Я уже Супрематизм не рассматриваю как живописец или как форму <…> я стою перед ним как посторонний, созерцающий явление. Много лет я был занят движением своим в красках, о<т>ставив в сторону религию духа, и прошло двадцать пять лет, и теперь я вернулся или вошел в Мир религиозный. <…> Я посещаю церкви, смотрю на святых и на весь действующий духовный мир и вот вижу в себе, а может быть, в целом мире, что наступает момент смены религий. Я увидел, что как живопись шла к своей чистой форме действа, так и Мир религий идет к религии Чистого действа…[190]
Иными словами, Малевич считал, что пришло время заменить все религии – и христианство, и коммунизм – новой абсолютной, материалистической идеей, которая преобразила бы мир по собственному супрематическому образу и подобию, создала бы мир как беспредметность.
Хотя изначально Малевич полагал, что Советское государство предоставит ему необходимые средства и стимул к достижению этих высоких целей, вскоре он испытал разочарование из-за того, что считал реакционным возвращением большевизма к регрессивным представлениям о роли искусства в обществе. После смерти и похорон Ленина, в 1924 году, Малевич рассуждал:
Всякая религия есть статика.
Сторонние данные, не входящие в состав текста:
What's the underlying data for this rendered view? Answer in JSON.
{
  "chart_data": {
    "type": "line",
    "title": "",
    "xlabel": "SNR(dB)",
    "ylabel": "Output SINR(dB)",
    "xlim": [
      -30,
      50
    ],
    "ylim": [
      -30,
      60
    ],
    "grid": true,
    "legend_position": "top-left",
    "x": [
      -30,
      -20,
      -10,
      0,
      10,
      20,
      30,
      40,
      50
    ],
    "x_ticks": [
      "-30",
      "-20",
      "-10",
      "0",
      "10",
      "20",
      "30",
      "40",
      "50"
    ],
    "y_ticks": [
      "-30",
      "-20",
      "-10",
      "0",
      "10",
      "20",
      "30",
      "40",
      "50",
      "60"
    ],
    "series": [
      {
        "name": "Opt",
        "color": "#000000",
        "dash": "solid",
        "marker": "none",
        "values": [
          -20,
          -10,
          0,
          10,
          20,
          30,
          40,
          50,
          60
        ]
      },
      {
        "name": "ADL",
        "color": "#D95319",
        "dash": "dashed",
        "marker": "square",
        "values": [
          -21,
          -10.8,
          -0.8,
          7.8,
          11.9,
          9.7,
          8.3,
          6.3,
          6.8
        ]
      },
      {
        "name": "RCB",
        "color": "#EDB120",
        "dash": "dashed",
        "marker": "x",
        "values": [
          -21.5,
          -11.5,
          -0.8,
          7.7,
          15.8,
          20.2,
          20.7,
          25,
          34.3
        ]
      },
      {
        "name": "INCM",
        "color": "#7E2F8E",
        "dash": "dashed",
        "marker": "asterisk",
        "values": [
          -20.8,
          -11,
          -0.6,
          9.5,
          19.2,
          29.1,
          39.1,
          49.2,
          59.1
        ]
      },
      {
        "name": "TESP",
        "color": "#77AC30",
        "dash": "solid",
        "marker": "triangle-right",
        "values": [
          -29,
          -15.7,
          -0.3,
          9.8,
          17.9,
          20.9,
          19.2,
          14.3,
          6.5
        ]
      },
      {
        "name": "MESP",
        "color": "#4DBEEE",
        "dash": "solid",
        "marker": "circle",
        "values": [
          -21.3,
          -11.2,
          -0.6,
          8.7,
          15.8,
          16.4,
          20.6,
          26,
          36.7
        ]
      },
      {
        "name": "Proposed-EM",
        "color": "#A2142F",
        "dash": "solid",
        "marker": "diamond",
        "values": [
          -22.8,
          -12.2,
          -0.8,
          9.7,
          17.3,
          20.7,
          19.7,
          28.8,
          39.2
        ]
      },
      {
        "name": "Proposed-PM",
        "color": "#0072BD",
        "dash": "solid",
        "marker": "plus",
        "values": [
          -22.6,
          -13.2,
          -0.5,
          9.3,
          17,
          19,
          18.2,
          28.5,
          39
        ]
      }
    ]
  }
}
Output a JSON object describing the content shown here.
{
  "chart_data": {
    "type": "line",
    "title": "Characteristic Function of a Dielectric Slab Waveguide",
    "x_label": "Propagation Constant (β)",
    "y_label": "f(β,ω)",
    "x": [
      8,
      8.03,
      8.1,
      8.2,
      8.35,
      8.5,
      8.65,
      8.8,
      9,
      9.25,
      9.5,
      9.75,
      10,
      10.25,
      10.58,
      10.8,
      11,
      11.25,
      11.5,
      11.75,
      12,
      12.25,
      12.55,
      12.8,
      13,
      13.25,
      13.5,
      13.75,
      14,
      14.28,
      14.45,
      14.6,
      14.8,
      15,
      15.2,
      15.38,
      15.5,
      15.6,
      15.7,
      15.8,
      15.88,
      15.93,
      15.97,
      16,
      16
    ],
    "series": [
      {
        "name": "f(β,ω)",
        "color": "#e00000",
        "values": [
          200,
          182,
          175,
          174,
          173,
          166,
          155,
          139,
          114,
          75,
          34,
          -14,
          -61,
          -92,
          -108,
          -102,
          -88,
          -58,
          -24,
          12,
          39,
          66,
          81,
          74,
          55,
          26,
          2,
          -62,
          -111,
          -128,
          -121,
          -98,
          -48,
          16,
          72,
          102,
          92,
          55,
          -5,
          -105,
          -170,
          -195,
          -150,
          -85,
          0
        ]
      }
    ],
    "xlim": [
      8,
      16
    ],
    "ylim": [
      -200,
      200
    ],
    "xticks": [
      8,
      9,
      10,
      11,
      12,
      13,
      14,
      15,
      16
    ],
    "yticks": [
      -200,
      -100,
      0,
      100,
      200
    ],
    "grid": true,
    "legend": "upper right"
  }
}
Мы верим в Ленина, верим в его учение и больше ни во что не верим. <…> Но в силу какого-то закона произошло то, чего никто не ожидал: Ленин преобразился, как Христос. <…> Ленин боролся с образом, противился образу, т. е. не хотел отражать в себе образы, не хотел быть зеркалом идей, не хотел отражаться в материи <…> Ленин искал утилитарного предмета, предполагая направить исторический материализм в форму коммунизма, чтобы утвердить материализм его, но не идею; хотел сделать его беспредметным… [Малевич 2004б: 236–237].
Впрочем, «ученики» Ленина не смогли понять и реализовать его «беспредметное» мировидение и вместо этого пришли к установлению социалистической «теократии», так что Малевичу пришлось заключить, что коммунизм внутренне близок к религии, поскольку для того и другого «вопрос одинаков, цель одинакова и смысл – искание Бога». К великому разочарованию Малевича, Советское государство не выработало принципиально новых онтологической и философской парадигм, а попросту воскресило стратегии и архетипы прошлого, так что «Фабрика» и «Церковь» оказались по сути одинаковы «как в глубоком [, так] и внешнем смысле»: «обрядность, святое отношение, поклонение, вера, надежда на будущее»:
Как церковь имеет своих вождей, изображателей совершенных религиозных систем, так и фабричный техникум своих, первая чтит и почитает своих, второй – своих. Также стены обоих украшены ликами или портретами, также по достоинству и рангу как в первом [, так] и [во] втором существуют мученики или герои, также имена их заносят в святцы [Малевич 1995: 248].